Hay algo que es indiscutible, a la luz de resultados objetivos publicados en los balances de las empresas. Los bancos han sido los grandes ganadores del modelo kirchnerista y se han dado el lujo de cobrar a sus clientes costos cada día más elevados por servicios de dudosa calidad.
Pero también los supermercados han forjado una alianza con el Gobierno por la cual pueden poner los precios que quieran a cambio mantener una cantidad de productos en valores fijados por la Secretaría de Comercio para que el Indec los mida y nos avise que no hay inflación.
Durante el mes de enero, el secretario de Comercio negoció con los supermercados un congelamiento de precios por 60 días desde el 1° de febrero. No los tomó por sorpresa y les permitió tener colchones para aguantar el proceso que, además, no tenía precios de referencia. Además. Como los precios iban a estar congelados, no permitió que se publicitaran ofertas, sobre todo en diarios “para que ahorraran”.
Viendo que a pesar de esto los precios se podían escapar, Guillermo Moreno volvió a llamar a los súper y les dijo que extendería el congelamiento hasta octubre y ahí sus aliados le dijeron que no podían soportarlo si se mantenían tan elevados los costos de los servicios que cobraban los bancos por las compras con tarjetas de crédito y débito.

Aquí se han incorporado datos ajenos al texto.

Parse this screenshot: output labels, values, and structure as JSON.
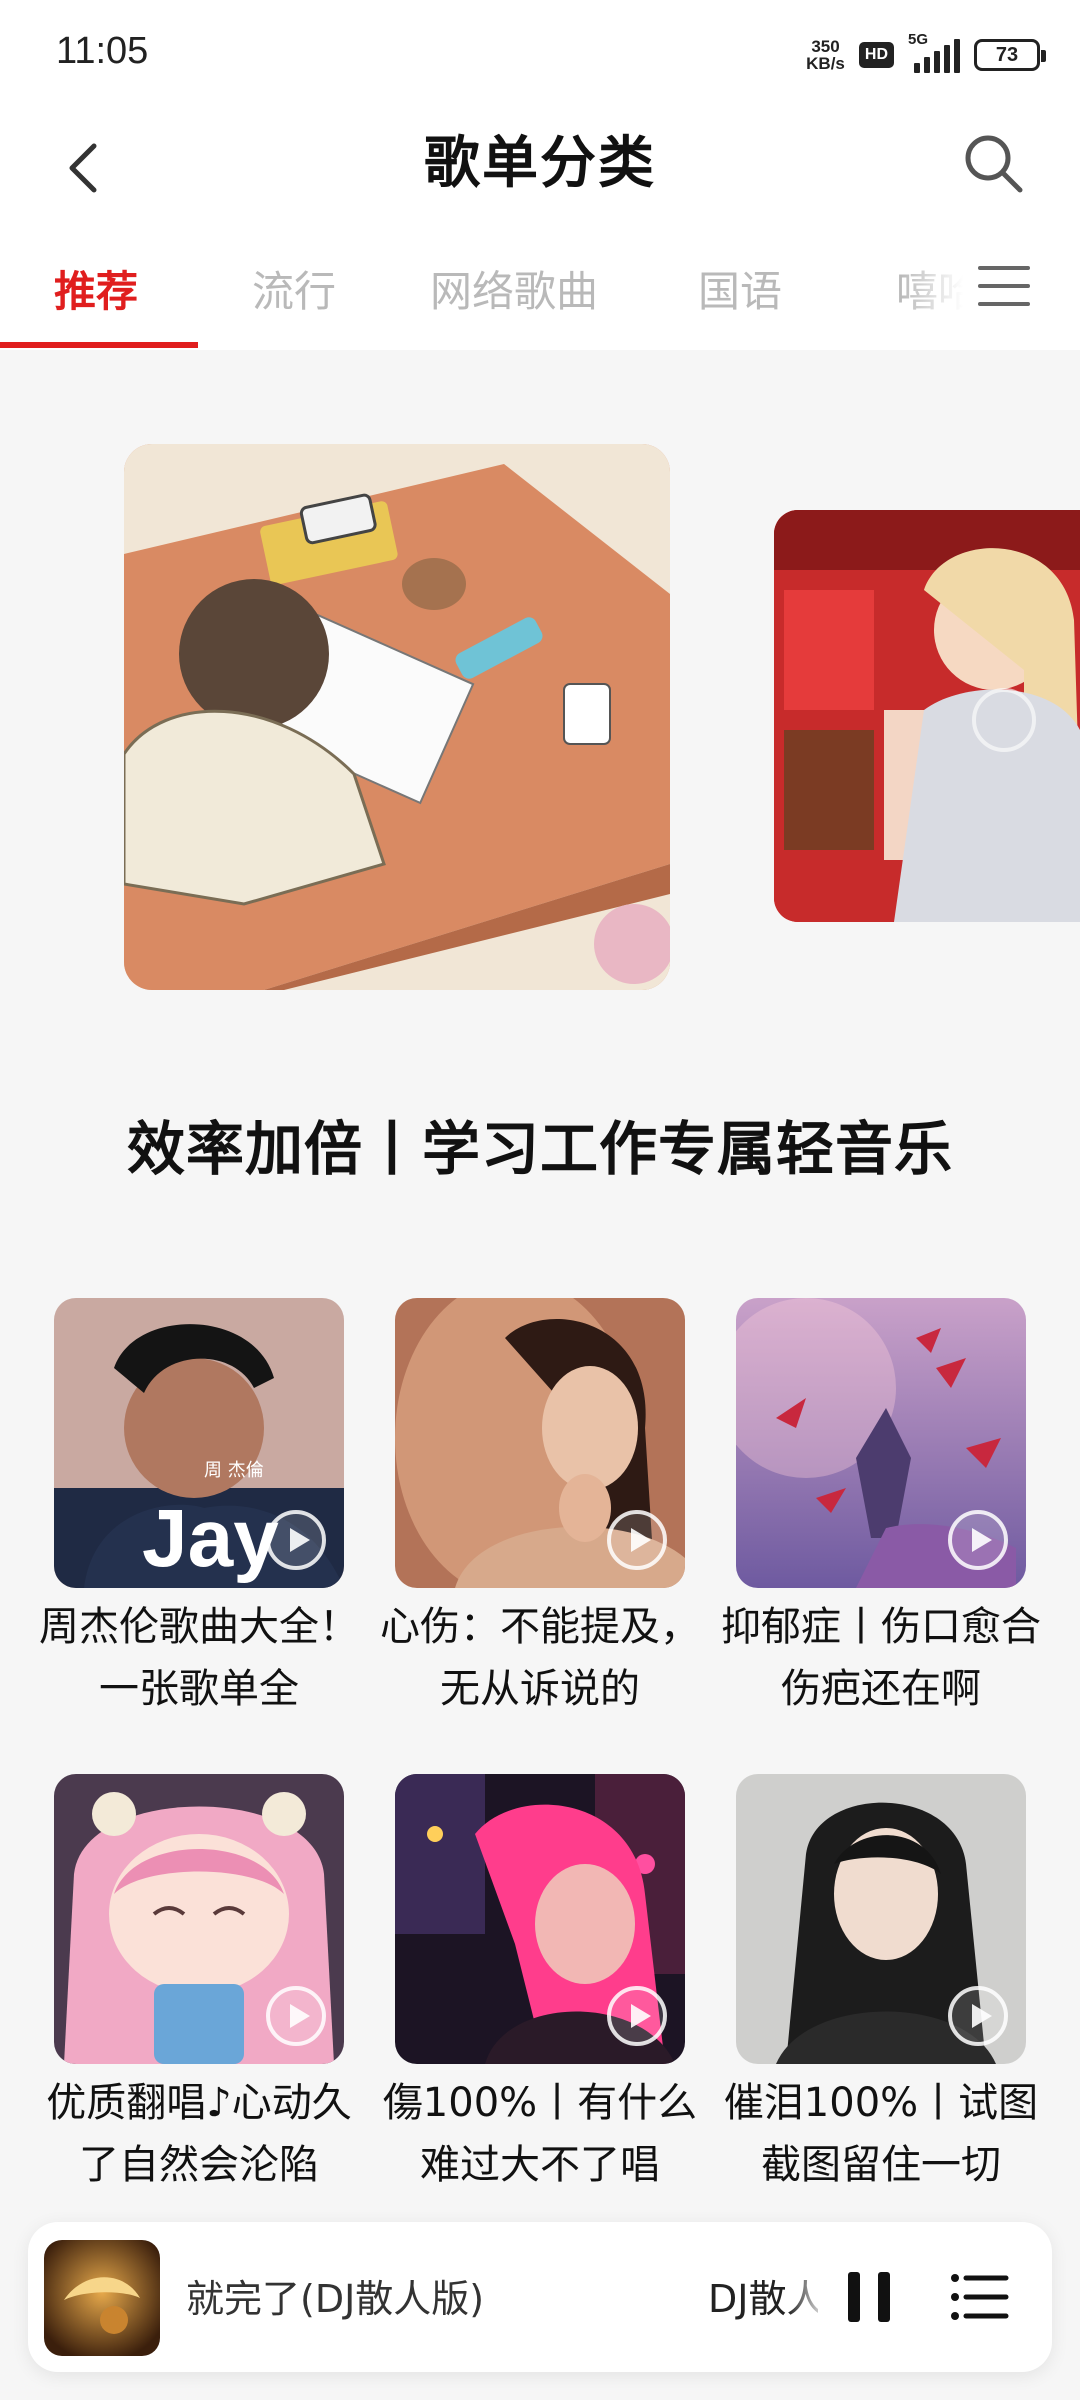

Algunas cadenas, para evitar estos costos elevados habían sacado su propia tarjeta de crédito donde no cobraban tasas más bajas que los bancos, sino que debían absorber costos menores de gestión, por lo cual ganaban por las dos bandas.
Es verdad, un 3% es caro en base al volumen, pero los banqueros se defienden diciendo que no se computan los descuentos que hacen por las compras en súper e hipermercados, que les aumentan las ventas y les permiten disimular los precios elevados.
Ante esto, Moreno inventó la idea de sacar una tarjeta de crédito oficial “excluyente”, es decir, que sería la única que recibirían los grandes establecimientos (a los después se sumaron los vendedores de electrodomésticos) como una forma de “apretar” a los banqueros.
Operativamente, esa tarjeta no podría estar disponible antes de 6 meses, salvo que el Banco Nación masificara su tarjeta Nativa, pero le llevaría un tiempo ponerla en operaciones. La idea era asustar a los bancos, los cuales parecen haber transado y podrían ofrecer descuentos para satisfacer a Moreno.
Pero la inflación sigue. Esto es como ponerle pequeños diques a una corriente de agua para que vaya más lenta, mientras se sigue agregando agua a la misma. Finalmente esos diques no funcionan y hay que poner diques más grandes porque lo que crece es la cantidad de agua.
Aquí pasa lo mismo, estas son maniobras que sólo consiguen, en parte, disimular el proceso pero no lo solucionan. La inflación sigue muy elevada y está en las políticas del Gobierno su explicación y la posibilidad de frenarla.
Pero en lugar de tomar medidas de fondo, se vuelve a recurrir a estos inventos, mientras los costos siguen creciendo en la industria, y esto lo sufren los mayoristas y los pequeños comerciantes que no cuentan con ninguna protección y se ligan las maldiciones de los consumidores.
Mientras Moreno y sus amigos juegan a las tarjetitas, los consumidores ven faltar productos de las góndolas, precios que desaparecen y una sensación de que lo peor está por venir. Así no se gana la confianza ni se despejan expectativas inflacionarias. Solo se consigue paralizar la inversión y disminuir la producción.